Guarire o curare?

Esiste una differenza tra questi due termini?

Se andiamo a guardare la loro origine etimologica, non è possibile riconoscerne la vera essenza.

Infatti, questi due vocaboli hanno significati molto simili, sia perché possiedono entrambi origini molto lontane, sia per la loro resistenza ai mutamenti linguistici della storia.

Guarire o curare?

Mi soffermerò, quindi, all’uso che è possibile osservare oggi di queste due parole.

Cura richiama la medicina allopatica, con la visita medica, la diagnosi, il trattamento del sintomo.

In questa accezione, “cura” è sinonimo di “terapia”, ossia di posologia farmacologica prescritta dal dottore il cui scopo è solo far passare o alleviare il sintomo.

Guarigione porta allo “stare meglio”, non solo dai malesseri fisici, ma anche da quelli emotivi. Infatti, si parla di guarire dalle dipendenze, dalla rabbia, dalla sofferenza.

Con la “guarigione” si parte dal presupposto che ogni malessere è la rappresentazione fisica di un disagio emozionale. Da qui deriva che, se non si affronta quel disagio, il sintomo fisico ad esso collegato ritornerà.

Quando si affronta la guarigione di un malessere non è escluso l’utilizzo del farmaco, tuttavia è parte integrante del processo effettuare sessioni con le Tecniche di Trasmutazione, fare esercizio fisico, modificare l’alimentazione.

Quindi, nella “guarigione” è prioritaria sia la presa di consapevolezza di ciò che si sta vivendo e delle convinzioni o dei traumi che si ripercuotono sul proprio benessere, fisico ed emotivo, che l’assunzione della responsabilità della propria vita.
Alla sua base c’è il concetto che ogni malessere e malattia rappresentano la strada da seguire per comprendere quel qualcosa che andrebbe cambiato. 

Guarire o curare nella pratica

Ti riporto degli esempi a chiarimento di quello che ho scritto.

Mal di testa:

  • si cura prendendo la pillola, quindi un farmaco che agisce sul sintomo e fa stare meglio nell’immediato o in tempo breve;
  • si guarisce attraverso la comprensione e la risoluzione di ciò che lo provoca (stress, cattiva alimentazione, poche ore di riposo, il non sentirsi in grado di, bassa autostima,….).

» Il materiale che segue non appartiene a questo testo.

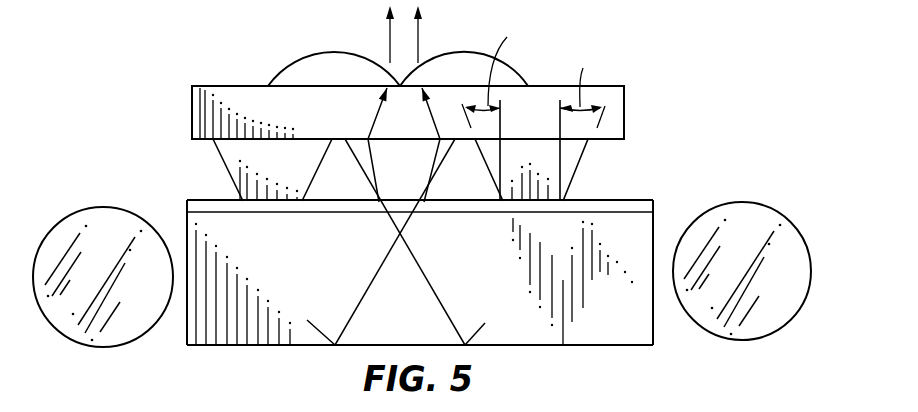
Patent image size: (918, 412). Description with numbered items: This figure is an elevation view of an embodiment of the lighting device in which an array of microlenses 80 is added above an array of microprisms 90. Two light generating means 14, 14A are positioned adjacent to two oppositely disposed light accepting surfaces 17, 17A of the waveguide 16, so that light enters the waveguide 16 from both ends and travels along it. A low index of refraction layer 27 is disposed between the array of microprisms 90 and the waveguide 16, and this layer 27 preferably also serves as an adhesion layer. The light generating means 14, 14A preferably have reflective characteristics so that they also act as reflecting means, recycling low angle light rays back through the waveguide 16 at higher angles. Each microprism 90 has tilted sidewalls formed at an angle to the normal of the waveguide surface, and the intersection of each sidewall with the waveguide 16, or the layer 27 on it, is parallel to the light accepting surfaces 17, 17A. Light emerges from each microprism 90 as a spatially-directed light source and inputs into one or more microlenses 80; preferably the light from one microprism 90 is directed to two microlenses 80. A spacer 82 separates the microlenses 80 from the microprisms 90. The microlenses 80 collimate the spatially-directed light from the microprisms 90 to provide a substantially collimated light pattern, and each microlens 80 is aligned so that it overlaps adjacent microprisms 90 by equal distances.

The light generating means 14 is at (99, 207).
The light generating means 14A is at (738, 203).
The waveguide 16 is at (633, 345).
The light accepting surface 17 is at (187, 330).
The light accepting surface 17A is at (654, 323).
The low index of refraction layer 27 is at (633, 199).
The microlenses 80 is at (298, 60).
The spacer 82 is at (192, 107).
The microprisms 90 is at (222, 160).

La “guarigione” permette di partire proprio da quel malessere o malattia, che vengono visti come le opportunità per prendere consapevolezza di quali tematiche non “digerite” è arrivato il momento di affrontare. Rappresentano, quindi, il piombo che può essere trasmutato in oro.

In questo senso la “guarigione” è olistica, perché comprende tutte le metodologie ed è orientata al benessere dell’essere umano nella sua interezza di Corpo-Mente-Anima.